Il «due di briscola» che ciascuno di noi tiene in mano e che Dio chiama non deve spaventare. Anche se è l’unica briscola dobbiamo aver fiducia che insieme, solo insieme, si può vincere la partita. Nessuno ha le ricette per formare i preti di oggi e di domani. Il testo «Chiamati col due», affidato al cuore dei presbiteri e ai laici che operano insieme per la formazione dei giovani incamminati verso il ministero, è un tentativo che potrebbe essere fecondo se sposiamo la realtà e accogliamo la sfida sempre bella di amare i giovani che Dio ci dona. «Ai preti giovani – diceva il mio vecchio parroco – bisogna voler bene». E aveva ragione. In quell’espressione c’è una saggezza fatta di vicinanza, di condivisione nella preghiera, di compassione, anche di rimprovero se necessita, ma sempre nell’ottica di chi cammina insieme.

Sottolinea il domenicano Timothy Radcliffe : «Quando dovevo valutare i candidati all’Ordine, una delle domande che mi ponevo era: sono appassionati di qualcosa? Non ha importanza di cosa: potrebbe essere giustizia e pace, o lo studio, il lavoro pastorale, la poesia, la musica, magari anche le rubriche liturgiche, benché io trovi difficile immaginarlo. Ma deve esserci una passione profonda che è aperta alla fame di Dio» (Alla radice la libertà, pag. 49).

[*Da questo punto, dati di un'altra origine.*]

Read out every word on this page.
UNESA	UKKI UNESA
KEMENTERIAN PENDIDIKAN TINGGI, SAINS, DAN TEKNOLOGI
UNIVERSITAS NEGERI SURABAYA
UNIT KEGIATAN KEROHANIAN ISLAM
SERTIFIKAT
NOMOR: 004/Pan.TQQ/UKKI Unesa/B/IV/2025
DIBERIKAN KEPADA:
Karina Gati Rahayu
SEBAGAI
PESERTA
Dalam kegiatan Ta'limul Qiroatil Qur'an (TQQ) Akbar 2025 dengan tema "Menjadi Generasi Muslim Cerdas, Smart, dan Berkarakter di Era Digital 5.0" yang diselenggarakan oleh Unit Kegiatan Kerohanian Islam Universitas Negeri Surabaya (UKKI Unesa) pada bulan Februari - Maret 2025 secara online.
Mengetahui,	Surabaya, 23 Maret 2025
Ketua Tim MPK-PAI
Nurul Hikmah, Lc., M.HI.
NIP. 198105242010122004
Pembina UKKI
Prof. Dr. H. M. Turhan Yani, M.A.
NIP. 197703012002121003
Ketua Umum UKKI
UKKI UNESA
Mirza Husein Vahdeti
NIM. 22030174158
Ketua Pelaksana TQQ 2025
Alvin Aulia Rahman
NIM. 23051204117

La Chiesa, oggi come ieri, ha bisogno di servi appassionati e affamati di Dio, umili e sobri, docili e miti, che provino a ricominciare ogni volta da se stessi, si aprano a quella Parola di Dio che parla anzitutto a noi, ci fa male dentro, ci chiede di cambiare e convertirci continuamente. C’è bisogno di preti che amino la gente come amano il Vangelo. Servono il più piccolo e il più anziano come servono il Corpo e Sangue di Cristo. Il Papa, parlando ai gesuiti dei Paesi Baltici così si è espresso: «Sono tre linguaggi che vanno tenuti insieme. Il giovane è chiamato a pensare quello che sente e fa, deve sentire quello che pensa e fa, deve fare quello che sente e pensa. La nostra è un’unità umana, e lì entra tutto, entra l’inquietudine per gli altri, il coinvolgimento».

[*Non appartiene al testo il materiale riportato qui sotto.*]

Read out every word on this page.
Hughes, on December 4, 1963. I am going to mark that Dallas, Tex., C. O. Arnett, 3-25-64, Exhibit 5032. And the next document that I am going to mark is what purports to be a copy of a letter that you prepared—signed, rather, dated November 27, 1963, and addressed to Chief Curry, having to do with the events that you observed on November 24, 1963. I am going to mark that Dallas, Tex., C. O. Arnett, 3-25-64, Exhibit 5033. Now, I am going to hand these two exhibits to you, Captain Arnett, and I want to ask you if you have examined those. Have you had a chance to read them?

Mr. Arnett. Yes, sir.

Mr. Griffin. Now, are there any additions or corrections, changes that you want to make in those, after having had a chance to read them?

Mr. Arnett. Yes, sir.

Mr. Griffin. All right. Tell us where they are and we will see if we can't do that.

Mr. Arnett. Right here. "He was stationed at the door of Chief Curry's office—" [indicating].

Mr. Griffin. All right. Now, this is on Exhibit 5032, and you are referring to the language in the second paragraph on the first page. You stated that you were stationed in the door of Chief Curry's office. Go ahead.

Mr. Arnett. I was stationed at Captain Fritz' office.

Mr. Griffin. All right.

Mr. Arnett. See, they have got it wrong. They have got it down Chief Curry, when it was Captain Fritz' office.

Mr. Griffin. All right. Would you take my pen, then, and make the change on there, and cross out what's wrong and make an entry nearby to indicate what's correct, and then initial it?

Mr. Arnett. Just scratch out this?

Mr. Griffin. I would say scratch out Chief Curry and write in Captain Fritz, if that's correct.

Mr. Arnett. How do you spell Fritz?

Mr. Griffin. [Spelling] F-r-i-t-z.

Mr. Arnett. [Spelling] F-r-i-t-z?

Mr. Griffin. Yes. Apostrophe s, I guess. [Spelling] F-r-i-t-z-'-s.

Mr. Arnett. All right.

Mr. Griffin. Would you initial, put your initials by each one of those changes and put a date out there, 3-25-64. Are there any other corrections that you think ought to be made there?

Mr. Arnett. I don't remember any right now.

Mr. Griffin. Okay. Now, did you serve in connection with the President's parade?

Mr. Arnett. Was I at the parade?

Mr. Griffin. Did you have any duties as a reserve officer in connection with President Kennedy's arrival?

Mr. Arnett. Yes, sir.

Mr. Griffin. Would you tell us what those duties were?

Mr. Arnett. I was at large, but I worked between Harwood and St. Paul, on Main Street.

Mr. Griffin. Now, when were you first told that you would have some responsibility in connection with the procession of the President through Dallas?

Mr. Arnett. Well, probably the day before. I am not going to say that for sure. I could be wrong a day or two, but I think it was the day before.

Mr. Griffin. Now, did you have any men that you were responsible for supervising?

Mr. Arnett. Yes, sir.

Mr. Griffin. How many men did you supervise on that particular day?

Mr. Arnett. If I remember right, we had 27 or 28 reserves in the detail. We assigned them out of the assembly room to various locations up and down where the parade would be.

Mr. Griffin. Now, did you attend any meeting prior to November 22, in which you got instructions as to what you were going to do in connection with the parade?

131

Se i giovani che si preparano ad essere preti si lasciano coinvolgere, amare, appassionare, se usano tutti i linguaggi della mente, del cuore, del corpo, allora non avranno paura di «amare troppo».Che non significa essere «imprudenti», ma capaci di sciogliere il cuore. Permettere che gli altri ci avvicinino, entrino nella nostra vita e noi nella loro. Non per curiosare o rovistare. No. Ma per comunicare. Per annunciare un vangelo che non sfiora la nostra testa, ma bussa al cuore, cioè alle decisioni perché le reti ancora vengano lasciate, il banco delle imposte abbandonato e si possa seguire il Figlio di Dio con tutto noi stessi. La vocazione è chiamata alla santità, cioè a credere che tutta la nostra vita, se vuole, può ospitare il Signore. Servirlo. Esserne riflesso. Timido e reale. Con un cuore che batte. Una testa che progetta. Una fame di Lui che non si spegne. Anche se tra le mani abbiamo solo un due.